Experimental evolution of inherited symbionts in novel hosts

Symbiosis is present in almost all animals, and endosymbiotic bacteria, such as Spiroplasma, are commonly found in terrestrial arthropods. These inherited symbionts are not necessary for host survival but are highly prevalent and exhibit various phenotypic traits, including "male killing," "feminization," or provide selective advantages to their hosts. Despite the stability and efficiency of host-symbiont associations passed from mothers to offspring, the lack of co-cladogenesis suggests that many symbiont-host associations are temporary over evolutionary time. Therefore, hereditary symbionts must regularly establish themselves in new hosts, a process known as "host shifting," to survive. Host shifts are significant evolutionary events for both hosts and symbiont.

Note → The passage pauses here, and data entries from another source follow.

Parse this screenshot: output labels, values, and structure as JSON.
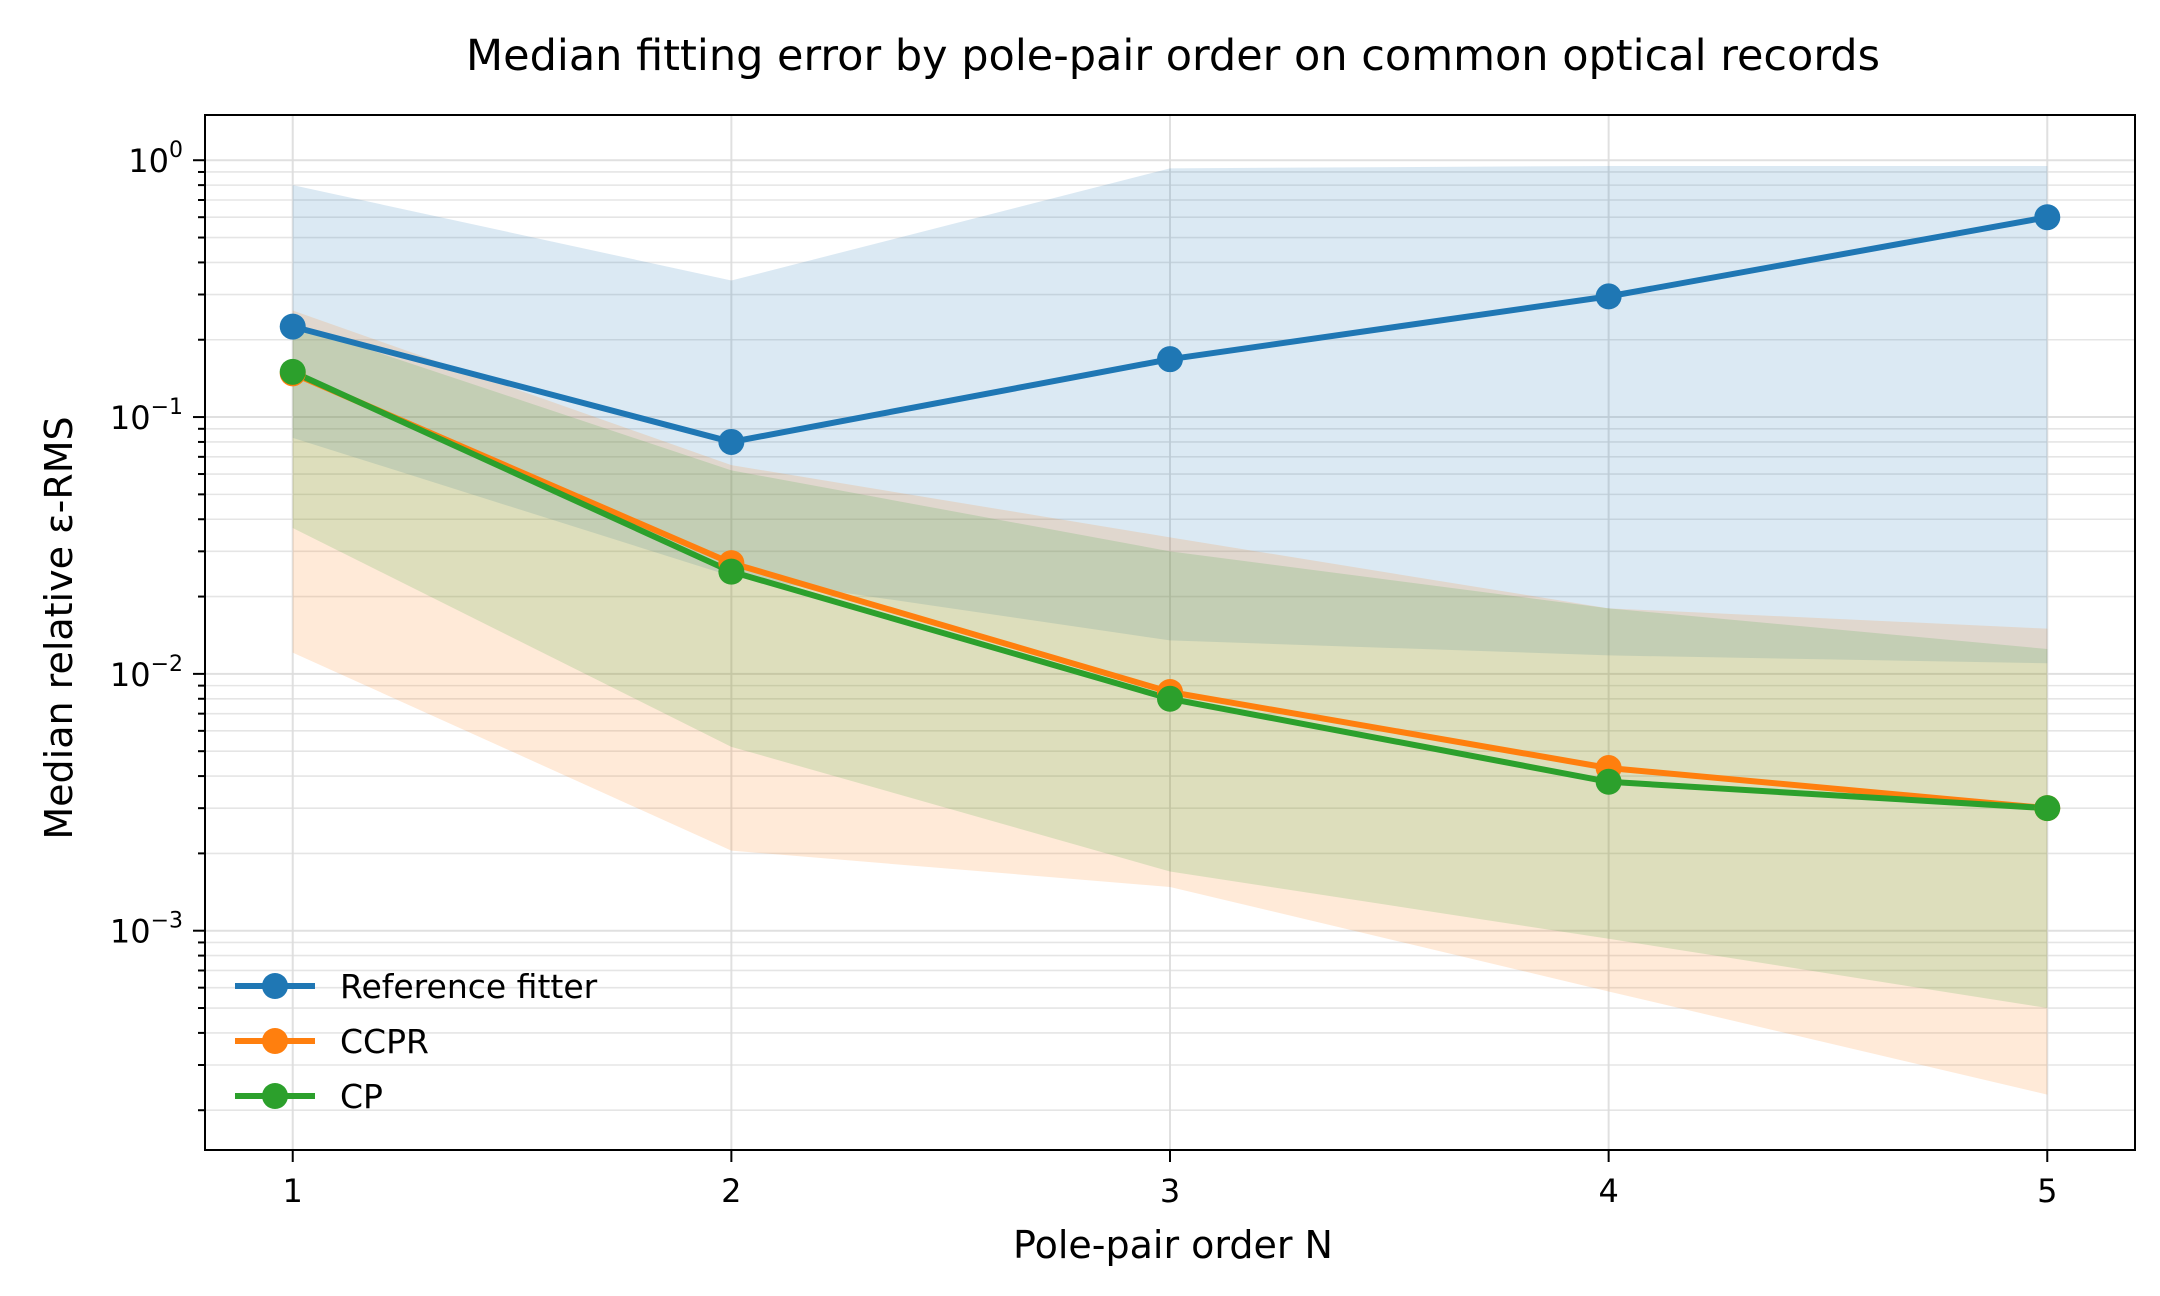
{
  "chart_data": {
    "type": "line",
    "title": "Median fitting error by pole-pair order on common optical records",
    "xlabel": "Pole-pair order N",
    "ylabel": "Median relative ε-RMS",
    "yscale": "log",
    "xlim": [
      0.8,
      5.2
    ],
    "ylim": [
      0.00014,
      1.5
    ],
    "x": [
      1,
      2,
      3,
      4,
      5
    ],
    "x_tick_labels": [
      "1",
      "2",
      "3",
      "4",
      "5"
    ],
    "y_ticks": [
      {
        "base": "10",
        "exp": "−3",
        "value": 0.001
      },
      {
        "base": "10",
        "exp": "−2",
        "value": 0.01
      },
      {
        "base": "10",
        "exp": "−1",
        "value": 0.1
      },
      {
        "base": "10",
        "exp": "0",
        "value": 1
      }
    ],
    "grid": true,
    "legend_position": "bottom-left",
    "series": [
      {
        "name": "Reference fitter",
        "color": "#1f77b4",
        "values": [
          0.225,
          0.08,
          0.168,
          0.295,
          0.6
        ],
        "band_lower": [
          0.083,
          0.024,
          0.0135,
          0.0118,
          0.011
        ],
        "band_upper": [
          0.8,
          0.34,
          0.93,
          0.95,
          0.95
        ]
      },
      {
        "name": "CCPR",
        "color": "#ff7f0e",
        "values": [
          0.148,
          0.027,
          0.0085,
          0.0043,
          0.003
        ],
        "band_lower": [
          0.0121,
          0.00205,
          0.00148,
          0.00058,
          0.00023
        ],
        "band_upper": [
          0.26,
          0.065,
          0.034,
          0.018,
          0.015
        ]
      },
      {
        "name": "CP",
        "color": "#2ca02c",
        "values": [
          0.15,
          0.025,
          0.008,
          0.0038,
          0.003
        ],
        "band_lower": [
          0.037,
          0.0052,
          0.0017,
          0.00093,
          0.0005
        ],
        "band_upper": [
          0.23,
          0.062,
          0.03,
          0.018,
          0.0125
        ]
      }
    ]
  }
}
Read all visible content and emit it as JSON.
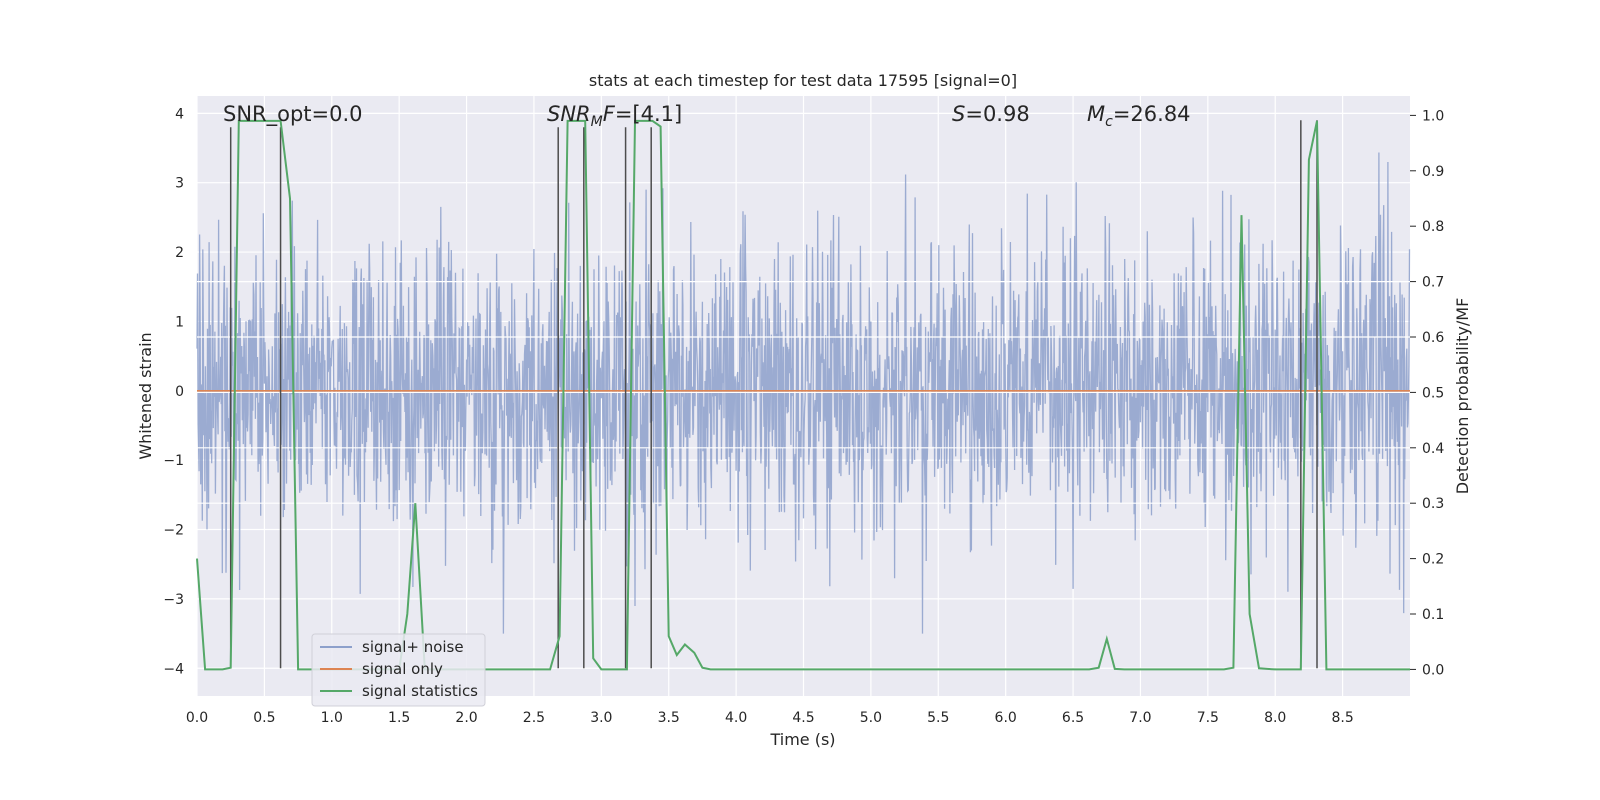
{
  "chart_data": {
    "type": "line",
    "title": "stats at each timestep for test data 17595 [signal=0]",
    "xlabel": "Time (s)",
    "ylabel": "Whitened strain",
    "y2label": "Detection probability/MF",
    "xlim": [
      0,
      9.0
    ],
    "ylim": [
      -4.4,
      4.25
    ],
    "y2lim": [
      -0.048,
      1.035
    ],
    "x_ticks": [
      0.0,
      0.5,
      1.0,
      1.5,
      2.0,
      2.5,
      3.0,
      3.5,
      4.0,
      4.5,
      5.0,
      5.5,
      6.0,
      6.5,
      7.0,
      7.5,
      8.0,
      8.5
    ],
    "y_ticks": [
      4,
      3,
      2,
      1,
      0,
      -1,
      -2,
      -3,
      -4
    ],
    "y2_ticks": [
      1.0,
      0.9,
      0.8,
      0.7,
      0.6,
      0.5,
      0.4,
      0.3,
      0.2,
      0.1,
      0.0
    ],
    "y2_extra_gridlines": [
      0.7,
      0.6,
      0.5,
      0.4,
      0.3
    ],
    "grid": true,
    "legend_position": "lower-left",
    "annotations": {
      "snr_opt": "SNR_opt=0.0",
      "snr_mf": "SNR_MF=[4.1]",
      "stat_s": "S=0.98",
      "mc": "M_c=26.84"
    },
    "noise_series": {
      "name": "signal+ noise",
      "color": "#8da0cb",
      "sample_rate": 256,
      "amplitude_sigma": 1.05,
      "note_values": "approximate white-noise envelope, range about -3.5 to 3.9"
    },
    "signal_series": {
      "name": "signal only",
      "color": "#dd8452",
      "x": [
        0.0,
        9.0
      ],
      "y": [
        0.0,
        0.0
      ]
    },
    "stat_series": {
      "name": "signal statistics",
      "color": "#55a868",
      "x": [
        0.0,
        0.06,
        0.12,
        0.19,
        0.25,
        0.31,
        0.38,
        0.44,
        0.5,
        0.56,
        0.62,
        0.69,
        0.75,
        0.81,
        0.88,
        0.94,
        1.0,
        1.06,
        1.12,
        1.19,
        1.25,
        1.31,
        1.38,
        1.44,
        1.5,
        1.56,
        1.62,
        1.69,
        1.75,
        1.81,
        1.88,
        1.94,
        2.0,
        2.5,
        2.62,
        2.69,
        2.75,
        2.81,
        2.88,
        2.94,
        3.0,
        3.06,
        3.12,
        3.19,
        3.25,
        3.31,
        3.38,
        3.44,
        3.5,
        3.56,
        3.62,
        3.69,
        3.75,
        3.81,
        4.0,
        6.62,
        6.69,
        6.75,
        6.81,
        6.88,
        6.94,
        7.0,
        7.62,
        7.69,
        7.75,
        7.81,
        7.88,
        7.94,
        8.0,
        8.12,
        8.19,
        8.25,
        8.31,
        8.38,
        8.44,
        8.5,
        9.0
      ],
      "y": [
        0.2,
        0.0,
        0.0,
        0.0,
        0.003,
        0.99,
        0.99,
        0.99,
        0.99,
        0.99,
        0.99,
        0.85,
        0.0,
        0.0,
        0.0,
        0.0,
        0.0,
        0.0,
        0.0,
        0.0,
        0.0,
        0.0,
        0.0,
        0.0,
        0.0,
        0.1,
        0.3,
        0.0,
        0.0,
        0.0,
        0.0,
        0.0,
        0.0,
        0.0,
        0.0,
        0.06,
        0.99,
        0.99,
        0.99,
        0.02,
        0.0,
        0.0,
        0.0,
        0.0,
        0.99,
        0.99,
        0.99,
        0.98,
        0.06,
        0.026,
        0.045,
        0.03,
        0.003,
        0.0,
        0.0,
        0.0,
        0.003,
        0.055,
        0.001,
        0.0,
        0.0,
        0.0,
        0.0,
        0.003,
        0.82,
        0.1,
        0.002,
        0.001,
        0.0,
        0.0,
        0.0,
        0.92,
        0.99,
        0.0,
        0.0,
        0.0,
        0.0
      ]
    },
    "marker_lines": {
      "color": "#4d4d4d",
      "x": [
        0.25,
        0.62,
        2.68,
        2.87,
        3.18,
        3.37,
        8.19,
        8.31
      ],
      "y_top": [
        3.8,
        3.8,
        3.8,
        3.8,
        3.8,
        3.8,
        3.9,
        3.9
      ]
    },
    "legend": [
      "signal+ noise",
      "signal only",
      "signal statistics"
    ]
  }
}
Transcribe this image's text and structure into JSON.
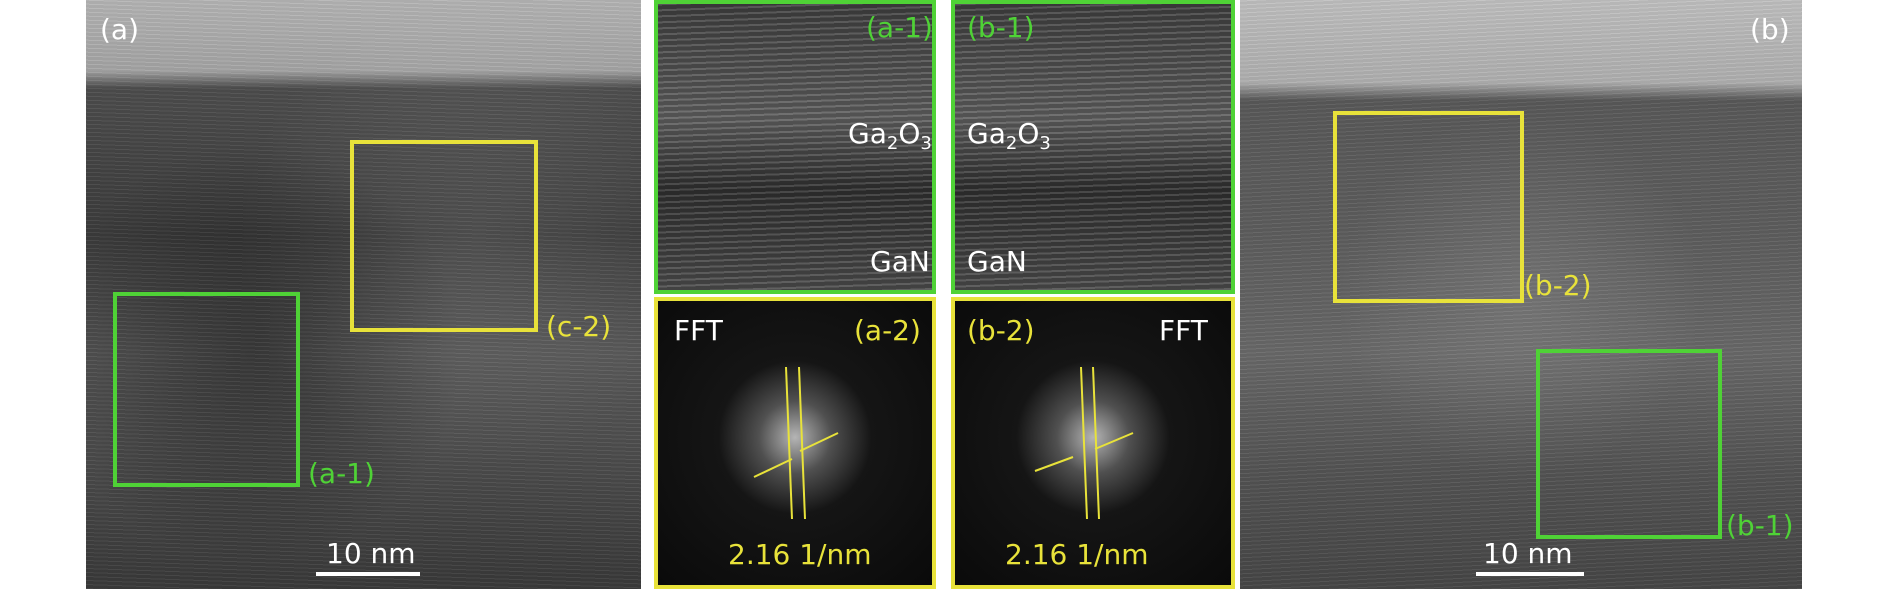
{
  "panel_a": {
    "label": "(a)",
    "region_labels": {
      "a1": "(a-1)",
      "c2": "(c-2)"
    },
    "scale_bar": "10 nm"
  },
  "panel_a1": {
    "label": "(a-1)",
    "top_layer_main": "Ga",
    "top_layer_sub1": "2",
    "top_layer_mid": "O",
    "top_layer_sub2": "3",
    "bottom_layer": "GaN"
  },
  "panel_b1": {
    "label": "(b-1)",
    "top_layer_main": "Ga",
    "top_layer_sub1": "2",
    "top_layer_mid": "O",
    "top_layer_sub2": "3",
    "bottom_layer": "GaN"
  },
  "panel_a2": {
    "label": "(a-2)",
    "title": "FFT",
    "spacing": "2.16 1/nm"
  },
  "panel_b2": {
    "label": "(b-2)",
    "title": "FFT",
    "spacing": "2.16 1/nm"
  },
  "panel_b": {
    "label": "(b)",
    "region_labels": {
      "b2": "(b-2)",
      "b1": "(b-1)"
    },
    "scale_bar": "10 nm"
  },
  "colors": {
    "green": "#4fd236",
    "yellow": "#e8e23a",
    "white": "#ffffff"
  }
}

Our study aims to investigate the factors encoded by symbionts that are crucial for host shifts and how environmental interactions impact host shifts. We will use model host-symbiont systems, such as the Drosophila/Spiroplasma system, to conduct host-shifting experiments and characterize the molecular evolution of inherited symbionts in response to experimental host shifts. Furthermore, we plan to incorporate genomic features associated with successful host shifting in natural populations of inherited symbionts. This study will provide insight into how host shifting impacts symbiont evolution in novel hosts and explain the remarkable diversity and abundance of inherited symbionts in arthropods.